Success rates can be a notoriously complicated area for intended parents, not only because there can be so many factors that play a part in them, but also because clinics may report them in any number of ways. I certainly found this to be true when I was undertaking my own journey.
Because your IVF clinic will play a pivotal role in shaping your journey, understanding how to make sure you are focussing on the right success rates for the specific IVF procedure you are planning, as well as how to apply them in a practical manner to your decision making is essential.
In my view, your ideal goal with IVF should be to have the best chance of success and a healthy baby on your first attempt. Or in other words, minimizing the risk that you will have to repeat any aspect of the IVF process. This is the best way to keep your budget and timetable under control and your stress levels to a minimum.
While my focus here is on IVF for a surrogacy journey, as this was my own personal experience, this same objective can apply equally to anyone undergoing IVF – whether using her own eggs or donor eggs, working with a surrogate or planning to carry the pregnancy herself.
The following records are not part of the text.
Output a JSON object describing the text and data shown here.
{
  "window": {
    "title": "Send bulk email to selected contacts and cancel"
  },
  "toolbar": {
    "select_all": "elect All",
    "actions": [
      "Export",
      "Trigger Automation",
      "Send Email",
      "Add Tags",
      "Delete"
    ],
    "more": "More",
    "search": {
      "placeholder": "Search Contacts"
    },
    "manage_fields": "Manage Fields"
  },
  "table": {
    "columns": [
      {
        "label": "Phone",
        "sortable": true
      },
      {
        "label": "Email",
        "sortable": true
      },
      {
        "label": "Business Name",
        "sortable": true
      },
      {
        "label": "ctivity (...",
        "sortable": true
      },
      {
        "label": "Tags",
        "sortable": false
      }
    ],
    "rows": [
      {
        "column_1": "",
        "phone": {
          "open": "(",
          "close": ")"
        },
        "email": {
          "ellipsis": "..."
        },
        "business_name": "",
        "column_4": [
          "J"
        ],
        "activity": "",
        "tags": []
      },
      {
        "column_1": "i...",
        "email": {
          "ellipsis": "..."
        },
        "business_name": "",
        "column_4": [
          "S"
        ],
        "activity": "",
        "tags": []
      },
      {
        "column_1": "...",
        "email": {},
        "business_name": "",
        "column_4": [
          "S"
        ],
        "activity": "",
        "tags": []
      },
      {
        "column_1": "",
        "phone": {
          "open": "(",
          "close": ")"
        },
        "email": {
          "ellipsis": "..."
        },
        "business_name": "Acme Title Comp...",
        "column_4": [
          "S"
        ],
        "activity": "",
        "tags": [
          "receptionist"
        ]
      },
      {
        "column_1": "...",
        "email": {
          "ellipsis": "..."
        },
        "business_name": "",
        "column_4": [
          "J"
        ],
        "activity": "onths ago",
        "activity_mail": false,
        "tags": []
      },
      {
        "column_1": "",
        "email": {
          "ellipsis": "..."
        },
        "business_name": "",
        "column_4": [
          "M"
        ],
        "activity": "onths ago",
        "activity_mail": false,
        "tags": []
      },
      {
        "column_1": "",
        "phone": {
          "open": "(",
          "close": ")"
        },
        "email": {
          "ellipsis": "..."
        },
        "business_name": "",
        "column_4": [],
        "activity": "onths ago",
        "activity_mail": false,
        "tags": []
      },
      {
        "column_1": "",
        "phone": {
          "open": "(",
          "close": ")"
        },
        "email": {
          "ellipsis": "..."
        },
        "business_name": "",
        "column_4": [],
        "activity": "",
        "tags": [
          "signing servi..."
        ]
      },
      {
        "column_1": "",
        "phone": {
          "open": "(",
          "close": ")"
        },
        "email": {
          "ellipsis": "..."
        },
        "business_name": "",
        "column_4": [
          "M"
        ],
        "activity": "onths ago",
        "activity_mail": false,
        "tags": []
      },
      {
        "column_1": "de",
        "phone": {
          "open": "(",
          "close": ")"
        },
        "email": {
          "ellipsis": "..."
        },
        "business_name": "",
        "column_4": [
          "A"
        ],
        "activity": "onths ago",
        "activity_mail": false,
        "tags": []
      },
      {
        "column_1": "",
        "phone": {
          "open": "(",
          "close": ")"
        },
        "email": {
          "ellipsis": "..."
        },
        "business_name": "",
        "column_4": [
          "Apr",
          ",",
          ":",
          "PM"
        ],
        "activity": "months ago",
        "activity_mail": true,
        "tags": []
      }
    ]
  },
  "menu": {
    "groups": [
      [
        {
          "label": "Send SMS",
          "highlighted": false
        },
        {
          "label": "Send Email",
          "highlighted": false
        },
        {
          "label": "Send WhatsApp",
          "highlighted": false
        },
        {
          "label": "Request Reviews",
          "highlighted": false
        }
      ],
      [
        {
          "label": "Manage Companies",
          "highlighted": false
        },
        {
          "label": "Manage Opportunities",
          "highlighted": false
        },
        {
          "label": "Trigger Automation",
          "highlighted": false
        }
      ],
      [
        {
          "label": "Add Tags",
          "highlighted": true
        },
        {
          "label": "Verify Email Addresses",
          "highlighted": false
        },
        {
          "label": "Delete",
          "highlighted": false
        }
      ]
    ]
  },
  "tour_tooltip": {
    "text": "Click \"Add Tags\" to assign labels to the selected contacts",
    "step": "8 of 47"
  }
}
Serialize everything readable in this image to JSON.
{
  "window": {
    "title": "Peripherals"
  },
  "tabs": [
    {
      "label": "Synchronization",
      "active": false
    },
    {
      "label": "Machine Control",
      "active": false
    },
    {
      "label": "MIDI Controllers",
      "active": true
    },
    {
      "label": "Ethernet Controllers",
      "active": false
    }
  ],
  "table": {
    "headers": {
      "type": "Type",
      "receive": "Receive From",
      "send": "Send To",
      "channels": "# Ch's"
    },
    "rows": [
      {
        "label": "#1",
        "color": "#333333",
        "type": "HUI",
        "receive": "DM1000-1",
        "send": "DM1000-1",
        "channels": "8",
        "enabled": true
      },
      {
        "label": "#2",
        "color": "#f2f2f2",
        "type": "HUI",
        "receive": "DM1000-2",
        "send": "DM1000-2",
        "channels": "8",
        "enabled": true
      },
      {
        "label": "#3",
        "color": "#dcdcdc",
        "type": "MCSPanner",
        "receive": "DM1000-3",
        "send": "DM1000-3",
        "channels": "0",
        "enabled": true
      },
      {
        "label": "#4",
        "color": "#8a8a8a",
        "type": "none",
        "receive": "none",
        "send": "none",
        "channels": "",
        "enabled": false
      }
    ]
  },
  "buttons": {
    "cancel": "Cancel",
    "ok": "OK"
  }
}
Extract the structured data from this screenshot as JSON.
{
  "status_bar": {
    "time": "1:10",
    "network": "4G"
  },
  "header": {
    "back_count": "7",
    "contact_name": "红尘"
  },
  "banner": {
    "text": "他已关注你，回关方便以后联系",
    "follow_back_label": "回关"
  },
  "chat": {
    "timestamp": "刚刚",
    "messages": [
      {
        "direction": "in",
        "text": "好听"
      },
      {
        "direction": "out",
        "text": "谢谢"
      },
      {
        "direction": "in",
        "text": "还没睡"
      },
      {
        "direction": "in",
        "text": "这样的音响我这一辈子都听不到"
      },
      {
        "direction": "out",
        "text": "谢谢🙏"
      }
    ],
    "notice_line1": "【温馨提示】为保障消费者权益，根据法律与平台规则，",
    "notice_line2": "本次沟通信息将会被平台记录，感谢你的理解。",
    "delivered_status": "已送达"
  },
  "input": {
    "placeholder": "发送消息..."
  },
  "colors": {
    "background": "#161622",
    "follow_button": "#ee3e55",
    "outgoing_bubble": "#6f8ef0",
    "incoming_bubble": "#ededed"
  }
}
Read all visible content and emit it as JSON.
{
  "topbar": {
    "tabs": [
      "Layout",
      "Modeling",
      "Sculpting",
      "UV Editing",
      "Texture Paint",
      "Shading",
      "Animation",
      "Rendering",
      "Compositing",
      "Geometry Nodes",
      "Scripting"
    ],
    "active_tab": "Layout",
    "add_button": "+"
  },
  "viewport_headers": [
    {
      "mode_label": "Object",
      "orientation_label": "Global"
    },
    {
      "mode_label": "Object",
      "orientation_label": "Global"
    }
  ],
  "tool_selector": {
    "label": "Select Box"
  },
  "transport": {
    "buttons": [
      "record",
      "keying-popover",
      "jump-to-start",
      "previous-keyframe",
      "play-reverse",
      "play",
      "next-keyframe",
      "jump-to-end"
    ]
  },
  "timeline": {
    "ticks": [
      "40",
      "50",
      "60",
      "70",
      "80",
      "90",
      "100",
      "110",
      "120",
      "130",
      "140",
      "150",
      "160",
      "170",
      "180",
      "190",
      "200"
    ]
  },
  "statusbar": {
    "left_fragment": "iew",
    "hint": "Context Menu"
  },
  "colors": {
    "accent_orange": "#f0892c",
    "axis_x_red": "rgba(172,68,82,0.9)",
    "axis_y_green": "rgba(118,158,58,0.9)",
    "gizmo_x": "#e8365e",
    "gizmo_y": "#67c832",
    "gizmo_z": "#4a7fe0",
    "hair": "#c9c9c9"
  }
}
In an ideal world, first-time success would mean two things. Firstly, only needing one egg retrieval and embryology cycle (including embryo testing if applicable) to obtain all the viable embryos that you will need to build your family. Secondly only needing a single embryo transfer for the live birth of a healthy baby.
For many intended parents, their actual IVF experience does not reflect this ideal and they may require more than one egg retrieval and embryology cycle and/or more than one embryo transfer to achieve their dream of a healthy baby.
Each time that you need to repeat either of these steps in the IVF process there are real implications for you in terms of higher costs, a longer timetable, and added emotional stress.
The real “value of success” is therefore that higher success rates can help you avoid costs, keep your timeline to a minimum, and your stress levels in check.
Intended parents, therefore, need to know which success rates to focus on, how to apply them to make practical choices, and what they mean in terms of the likely number of times they will have to undergo each step of the IVF process to reach their goal.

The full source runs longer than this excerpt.